Le personnage principal de Engeance n’ira elle non plus « nulle part, n’ayant plus de raison de partir ». Cette jeune femme vient de perdre l’enfant qu’elle attendait et, avec lui, son compagnon, le père qui ne supporte pas ce qui vient de se passer. Entourée d’objets en forme de vache que lui ont offerts ses proches et sa famille depuis plusieurs années, elle rêve, le regard vide et un peu bovin, de devenir enfin mère…
Dans Journal que je n’ai pas tenu, le narrateur vient rendre visite à ses parents qui vivent en France. Il ne les a pas vus depuis plusieurs mois, s’étant installé au Chili. Il leur fait l’éloge du pays, les rassure sur la situation politique alors même qu’un coup d’état s’y déroule. N’osant leur avouer la réalité de ce qui se joue, il leur annonce son départ pour Santiago. En fait, il s’installe à 15 minutes de chez ses parents, le consulat refusant de lui délivrer les papiers à plusieurs reprises. A Paris, il travaille dans un organisme public chargé de trier les archives vidéo en relation avec le Chili. Il rend visite à ses parents tous les deux ou trois ans, leur racontant la vie chilienne dont il prend connaissance par l’intermédiaire des archives.

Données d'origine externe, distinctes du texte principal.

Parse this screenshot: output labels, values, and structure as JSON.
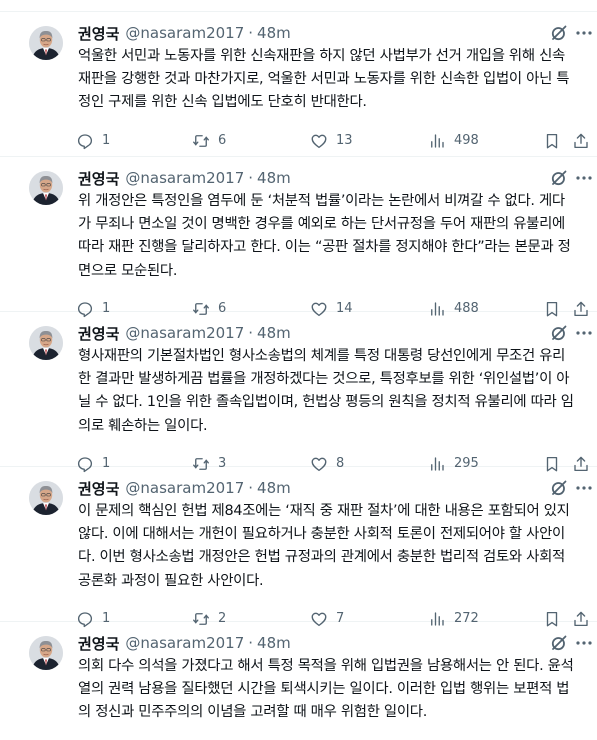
{
  "tweets": [
    {
      "name": "권영국",
      "handle": "@nasaram2017",
      "dot": "·",
      "time": "48m",
      "lines": [
        "억울한 서민과 노동자를 위한 신속재판을 하지 않던 사법부가 선거 개입을 위해 신속",
        "재판을 강행한 것과 마찬가지로, 억울한 서민과 노동자를 위한 신속한 입법이 아닌 특",
        "정인 구제를 위한 신속 입법에도 단호히 반대한다."
      ],
      "replies": "1",
      "retweets": "6",
      "likes": "13",
      "views": "498"
    },
    {
      "name": "권영국",
      "handle": "@nasaram2017",
      "dot": "·",
      "time": "48m",
      "lines": [
        "위 개정안은 특정인을 염두에 둔 ‘처분적 법률’이라는 논란에서 비껴갈 수 없다. 게다",
        "가 무죄나 면소일 것이 명백한 경우를 예외로 하는 단서규정을 두어 재판의 유불리에",
        "따라 재판 진행을 달리하자고 한다. 이는 “공판 절차를 정지해야 한다”라는 본문과 정",
        "면으로 모순된다."
      ],
      "replies": "1",
      "retweets": "6",
      "likes": "14",
      "views": "488"
    },
    {
      "name": "권영국",
      "handle": "@nasaram2017",
      "dot": "·",
      "time": "48m",
      "lines": [
        "형사재판의 기본절차법인 형사소송법의 체계를 특정 대통령 당선인에게 무조건 유리",
        "한 결과만 발생하게끔 법률을 개정하겠다는 것으로, 특정후보를 위한 ‘위인설법’이 아",
        "닐 수 없다. 1인을 위한 졸속입법이며, 헌법상 평등의 원칙을 정치적 유불리에 따라 임",
        "의로 훼손하는 일이다."
      ],
      "replies": "1",
      "retweets": "3",
      "likes": "8",
      "views": "295"
    },
    {
      "name": "권영국",
      "handle": "@nasaram2017",
      "dot": "·",
      "time": "48m",
      "lines": [
        "이 문제의 핵심인 헌법 제84조에는 ‘재직 중 재판 절차’에 대한 내용은 포함되어 있지",
        "않다. 이에 대해서는 개헌이 필요하거나 충분한 사회적 토론이 전제되어야 할 사안이",
        "다. 이번 형사소송법 개정안은 헌법 규정과의 관계에서 충분한 법리적 검토와 사회적",
        "공론화 과정이 필요한 사안이다."
      ],
      "replies": "1",
      "retweets": "2",
      "likes": "7",
      "views": "272"
    },
    {
      "name": "권영국",
      "handle": "@nasaram2017",
      "dot": "·",
      "time": "48m",
      "lines": [
        "의회 다수 의석을 가졌다고 해서 특정 목적을 위해 입법권을 남용해서는 안 된다. 윤석",
        "열의 권력 남용을 질타했던 시간을 퇴색시키는 일이다. 이러한 입법 행위는 보편적 법",
        "의 정신과 민주주의의 이념을 고려할 때 매우 위험한 일이다."
      ],
      "replies": "2",
      "retweets": "4",
      "likes": "7",
      "views": "556"
    }
  ],
  "icons": {
    "avatar": "profile-photo",
    "grok": "grok-icon",
    "more": "more-icon",
    "reply": "reply-icon",
    "retweet": "retweet-icon",
    "like": "heart-icon",
    "views": "views-icon",
    "bookmark": "bookmark-icon",
    "share": "share-icon"
  }
}
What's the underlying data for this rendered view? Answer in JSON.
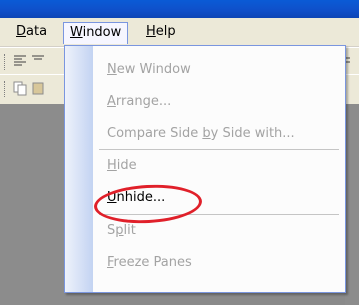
{
  "menubar": {
    "data": {
      "label_pre": "",
      "label_u": "D",
      "label_post": "ata"
    },
    "window": {
      "label_pre": "",
      "label_u": "W",
      "label_post": "indow"
    },
    "help": {
      "label_pre": "",
      "label_u": "H",
      "label_post": "elp"
    }
  },
  "window_menu": {
    "items": [
      {
        "pre": "",
        "u": "N",
        "post": "ew Window",
        "enabled": false
      },
      {
        "pre": "",
        "u": "A",
        "post": "rrange...",
        "enabled": false
      },
      {
        "pre": "Compare Side ",
        "u": "b",
        "post": "y Side with...",
        "enabled": false
      },
      {
        "pre": "",
        "u": "H",
        "post": "ide",
        "enabled": false
      },
      {
        "pre": "",
        "u": "U",
        "post": "nhide...",
        "enabled": true,
        "highlighted": true
      },
      {
        "pre": "S",
        "u": "p",
        "post": "lit",
        "enabled": false
      },
      {
        "pre": "",
        "u": "F",
        "post": "reeze Panes",
        "enabled": false
      }
    ]
  },
  "annotation": {
    "color": "#e0202a",
    "target": "Unhide..."
  }
}
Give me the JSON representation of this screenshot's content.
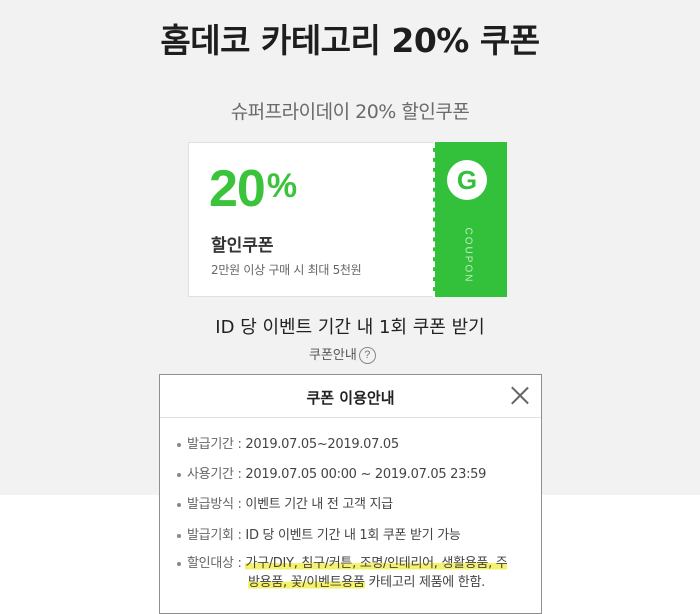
{
  "page": {
    "title": "홈데코 카테고리 20% 쿠폰",
    "subtitle": "슈퍼프라이데이 20% 할인쿠폰"
  },
  "coupon": {
    "value": "20",
    "unit": "%",
    "name": "할인쿠폰",
    "condition": "2만원 이상 구매 시 최대 5천원",
    "stub_letter": "G",
    "stub_label": "COUPON",
    "color": "#33c13c"
  },
  "event_note": "ID 당 이벤트 기간 내 1회 쿠폰 받기",
  "guide_link": {
    "label": "쿠폰안내",
    "icon_text": "?"
  },
  "popup": {
    "title": "쿠폰 이용안내",
    "rows": [
      {
        "label": "발급기간 :",
        "value": "2019.07.05~2019.07.05"
      },
      {
        "label": "사용기간 :",
        "value": "2019.07.05 00:00 ~ 2019.07.05 23:59"
      },
      {
        "label": "발급방식 :",
        "value": "이벤트 기간 내 전 고객 지급"
      },
      {
        "label": "발급기회 :",
        "value": "ID 당 이벤트 기간 내 1회 쿠폰 받기 가능"
      },
      {
        "label": "할인대상 :",
        "value_line1": "가구/DIY, 침구/커튼, 조명/인테리어, 생활용품, 주",
        "value_line2_hl": "방용품, 꽃/이벤트용품",
        "value_line2_rest": " 카테고리 제품에 한함."
      }
    ]
  },
  "colors": {
    "highlight": "#f4f26b",
    "background_top": "#f2f2f2"
  }
}
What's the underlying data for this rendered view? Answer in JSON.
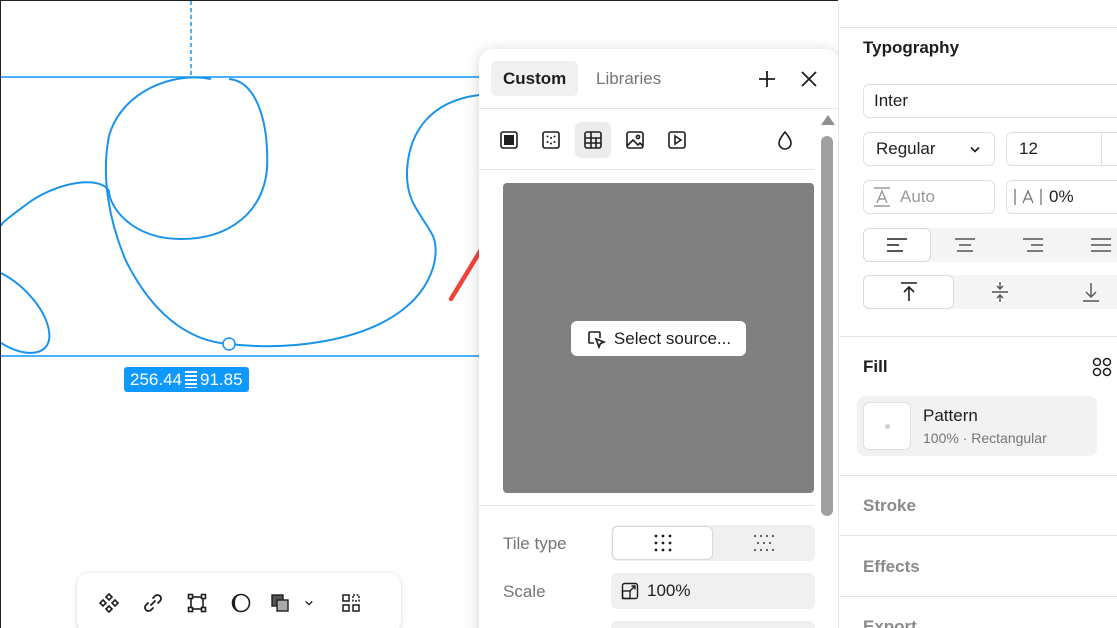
{
  "canvas": {
    "selection_color": "#0d99ff",
    "dimension_badge": {
      "width": "256.44",
      "height": "91.85"
    }
  },
  "toolbar": {
    "items": [
      "component-icon",
      "link-icon",
      "frame-icon",
      "mask-icon",
      "boolean-icon",
      "chevron-down-icon",
      "more-icon"
    ]
  },
  "picker": {
    "tabs": {
      "custom": "Custom",
      "libraries": "Libraries"
    },
    "fill_types": [
      "solid-fill-icon",
      "pattern-fill-icon",
      "grid-fill-icon",
      "image-fill-icon",
      "video-fill-icon",
      "blend-drop-icon"
    ],
    "select_source_label": "Select source...",
    "tile_type_label": "Tile type",
    "scale_label": "Scale",
    "scale_value": "100%"
  },
  "panel": {
    "typography": {
      "title": "Typography",
      "font_family": "Inter",
      "font_style": "Regular",
      "font_size": "12",
      "line_height_placeholder": "Auto",
      "letter_spacing": "0%"
    },
    "fill": {
      "title": "Fill",
      "name": "Pattern",
      "details": "100% · Rectangular"
    },
    "stroke_title": "Stroke",
    "effects_title": "Effects",
    "export_title": "Export"
  },
  "annotation": {
    "arrow_color": "#f2433b"
  }
}
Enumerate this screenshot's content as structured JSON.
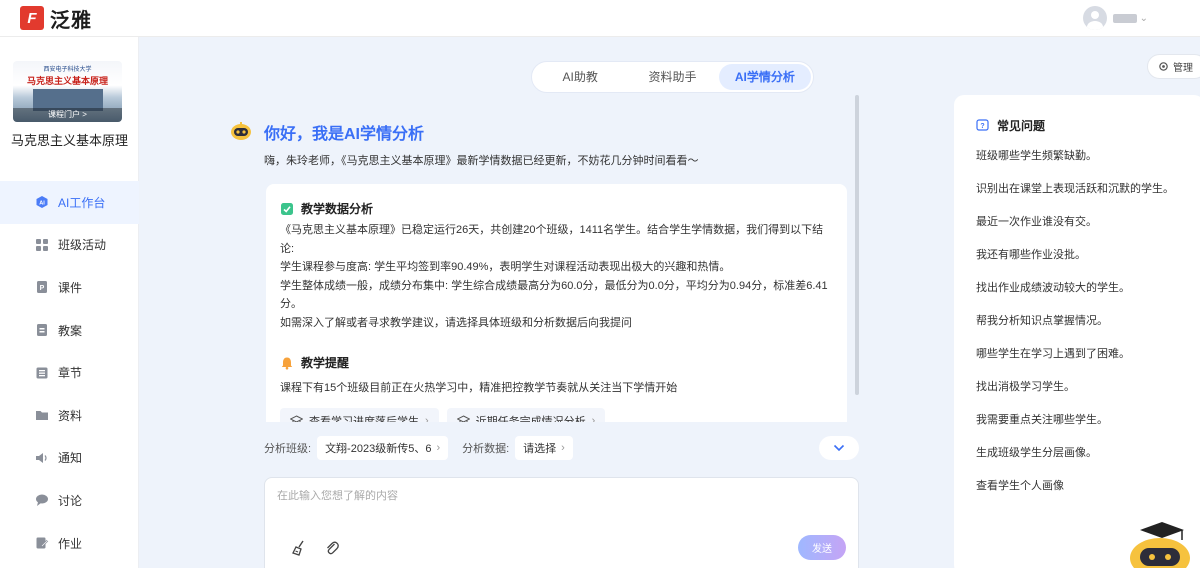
{
  "brand": {
    "name": "泛雅"
  },
  "course": {
    "cover_university": "西安电子科技大学",
    "cover_title": "马克思主义基本原理",
    "cover_link": "课程门户 >",
    "name": "马克思主义基本原理"
  },
  "nav": [
    {
      "label": "AI工作台",
      "icon": "ai-icon",
      "active": true
    },
    {
      "label": "班级活动",
      "icon": "grid-icon"
    },
    {
      "label": "课件",
      "icon": "ppt-icon"
    },
    {
      "label": "教案",
      "icon": "lesson-plan-icon"
    },
    {
      "label": "章节",
      "icon": "chapter-icon"
    },
    {
      "label": "资料",
      "icon": "folder-icon"
    },
    {
      "label": "通知",
      "icon": "speaker-icon"
    },
    {
      "label": "讨论",
      "icon": "chat-icon"
    },
    {
      "label": "作业",
      "icon": "homework-icon"
    }
  ],
  "tabs": [
    {
      "label": "AI助教"
    },
    {
      "label": "资料助手"
    },
    {
      "label": "AI学情分析",
      "active": true
    }
  ],
  "manage_label": "管理",
  "chat": {
    "greet_title": "你好，我是AI学情分析",
    "greet_sub": "嗨，朱玲老师，《马克思主义基本原理》最新学情数据已经更新，不妨花几分钟时间看看～",
    "analysis": {
      "title": "教学数据分析",
      "lines": [
        "《马克思主义基本原理》已稳定运行26天，共创建20个班级，1411名学生。结合学生学情数据，我们得到以下结论:",
        "学生课程参与度高: 学生平均签到率90.49%，表明学生对课程活动表现出极大的兴趣和热情。",
        "学生整体成绩一般，成绩分布集中: 学生综合成绩最高分为60.0分，最低分为0.0分，平均分为0.94分，标准差6.41分。",
        "如需深入了解或者寻求教学建议，请选择具体班级和分析数据后向我提问"
      ]
    },
    "reminder": {
      "title": "教学提醒",
      "text": "课程下有15个班级目前正在火热学习中，精准把控教学节奏就从关注当下学情开始",
      "chips": [
        "查看学习进度落后学生",
        "近期任务完成情况分析"
      ]
    }
  },
  "filters": {
    "class_label": "分析班级:",
    "class_value": "文翔-2023级新传5、6",
    "data_label": "分析数据:",
    "data_value": "请选择"
  },
  "input": {
    "placeholder": "在此输入您想了解的内容",
    "send_label": "发送"
  },
  "faq": {
    "title": "常见问题",
    "items": [
      "班级哪些学生频繁缺勤。",
      "识别出在课堂上表现活跃和沉默的学生。",
      "最近一次作业谁没有交。",
      "我还有哪些作业没批。",
      "找出作业成绩波动较大的学生。",
      "帮我分析知识点掌握情况。",
      "哪些学生在学习上遇到了困难。",
      "找出消极学习学生。",
      "我需要重点关注哪些学生。",
      "生成班级学生分层画像。",
      "查看学生个人画像"
    ]
  },
  "colors": {
    "accent": "#3a6ff6",
    "brand": "#e23a2e"
  }
}
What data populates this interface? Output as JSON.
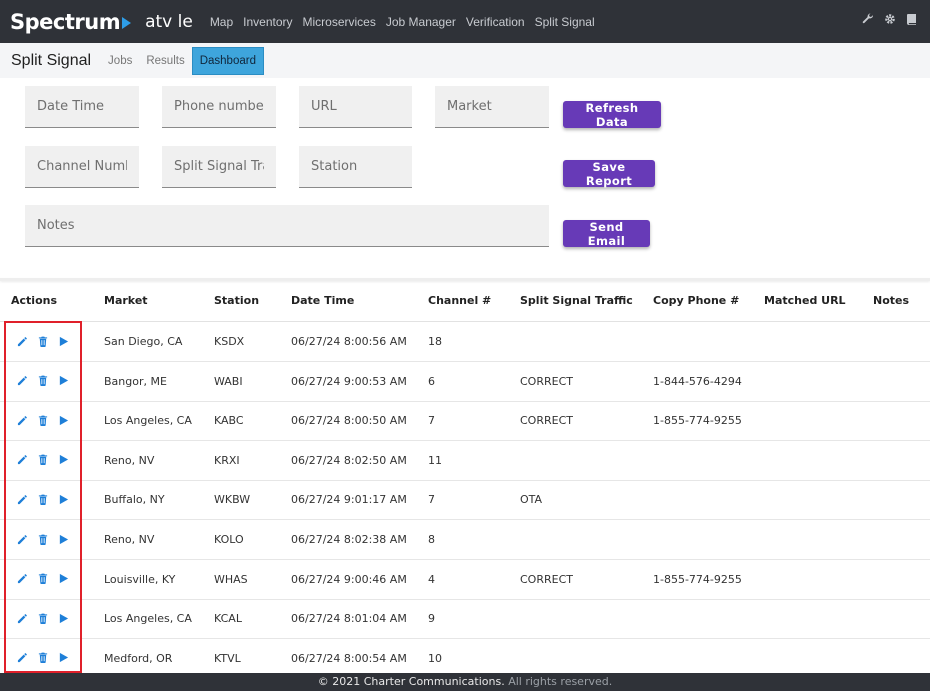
{
  "nav": {
    "brand": "Spectrum",
    "app_name": "atv le",
    "links": [
      "Map",
      "Inventory",
      "Microservices",
      "Job Manager",
      "Verification",
      "Split Signal"
    ],
    "icons": [
      "wrench-icon",
      "gear-icon",
      "book-icon"
    ]
  },
  "subheader": {
    "title": "Split Signal",
    "tabs": [
      "Jobs",
      "Results",
      "Dashboard"
    ],
    "active_tab": "Dashboard"
  },
  "form": {
    "date_time": {
      "placeholder": "Date Time",
      "value": ""
    },
    "phone_numbers": {
      "placeholder": "Phone numbers",
      "value": ""
    },
    "url": {
      "placeholder": "URL",
      "value": ""
    },
    "market": {
      "placeholder": "Market",
      "value": ""
    },
    "channel_number": {
      "placeholder": "Channel Number",
      "value": ""
    },
    "split_signal_traffic": {
      "placeholder": "Split Signal Traffic",
      "value": ""
    },
    "station": {
      "placeholder": "Station",
      "value": ""
    },
    "notes": {
      "placeholder": "Notes",
      "value": ""
    }
  },
  "buttons": {
    "refresh": "Refresh Data",
    "save": "Save Report",
    "email": "Send Email"
  },
  "table": {
    "headers": [
      "Actions",
      "Market",
      "Station",
      "Date Time",
      "Channel #",
      "Split Signal Traffic",
      "Copy Phone #",
      "Matched URL",
      "Notes"
    ],
    "rows": [
      {
        "market": "San Diego, CA",
        "station": "KSDX",
        "datetime": "06/27/24 8:00:56 AM",
        "channel": "18",
        "traffic": "",
        "phone": "",
        "url": "",
        "notes": ""
      },
      {
        "market": "Bangor, ME",
        "station": "WABI",
        "datetime": "06/27/24 9:00:53 AM",
        "channel": "6",
        "traffic": "CORRECT",
        "phone": "1-844-576-4294",
        "url": "",
        "notes": ""
      },
      {
        "market": "Los Angeles, CA",
        "station": "KABC",
        "datetime": "06/27/24 8:00:50 AM",
        "channel": "7",
        "traffic": "CORRECT",
        "phone": "1-855-774-9255",
        "url": "",
        "notes": ""
      },
      {
        "market": "Reno, NV",
        "station": "KRXI",
        "datetime": "06/27/24 8:02:50 AM",
        "channel": "11",
        "traffic": "",
        "phone": "",
        "url": "",
        "notes": ""
      },
      {
        "market": "Buffalo, NY",
        "station": "WKBW",
        "datetime": "06/27/24 9:01:17 AM",
        "channel": "7",
        "traffic": "OTA",
        "phone": "",
        "url": "",
        "notes": ""
      },
      {
        "market": "Reno, NV",
        "station": "KOLO",
        "datetime": "06/27/24 8:02:38 AM",
        "channel": "8",
        "traffic": "",
        "phone": "",
        "url": "",
        "notes": ""
      },
      {
        "market": "Louisville, KY",
        "station": "WHAS",
        "datetime": "06/27/24 9:00:46 AM",
        "channel": "4",
        "traffic": "CORRECT",
        "phone": "1-855-774-9255",
        "url": "",
        "notes": ""
      },
      {
        "market": "Los Angeles, CA",
        "station": "KCAL",
        "datetime": "06/27/24 8:01:04 AM",
        "channel": "9",
        "traffic": "",
        "phone": "",
        "url": "",
        "notes": ""
      },
      {
        "market": "Medford, OR",
        "station": "KTVL",
        "datetime": "06/27/24 8:00:54 AM",
        "channel": "10",
        "traffic": "",
        "phone": "",
        "url": "",
        "notes": ""
      }
    ]
  },
  "footer": {
    "copyright": "© 2021 Charter Communications.",
    "rights": " All rights reserved."
  },
  "colors": {
    "nav_bg": "#2f3238",
    "accent_purple": "#673ab7",
    "tab_active": "#3ea5dc",
    "action_icon": "#1e7fd8",
    "highlight": "#e0202a"
  }
}
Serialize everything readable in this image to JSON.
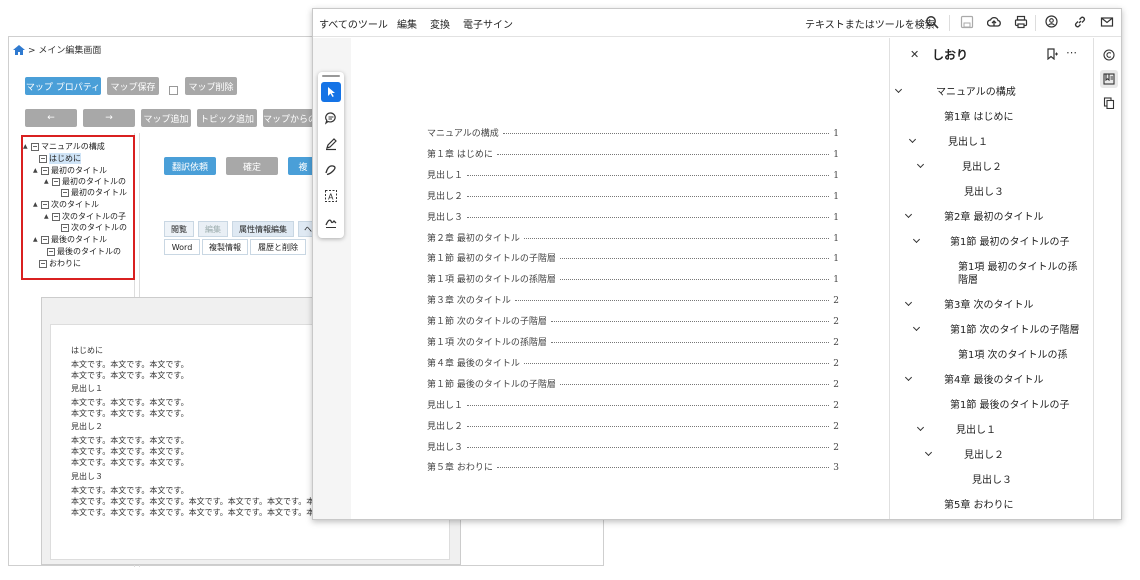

Revenu des îles évoque un autre type de voyage, celui qu’entreprend le père du narrateur au pays d’Alzheimer. « Bora-Bora, c’est là qu’habite mon père. L’agence de voyages qui l’a amené là-bas s’appelle Alzheimer. Le problème avec cette agence, c’est qu’il n’y a pas de retour, juste un aller simple ». Un texte émouvant.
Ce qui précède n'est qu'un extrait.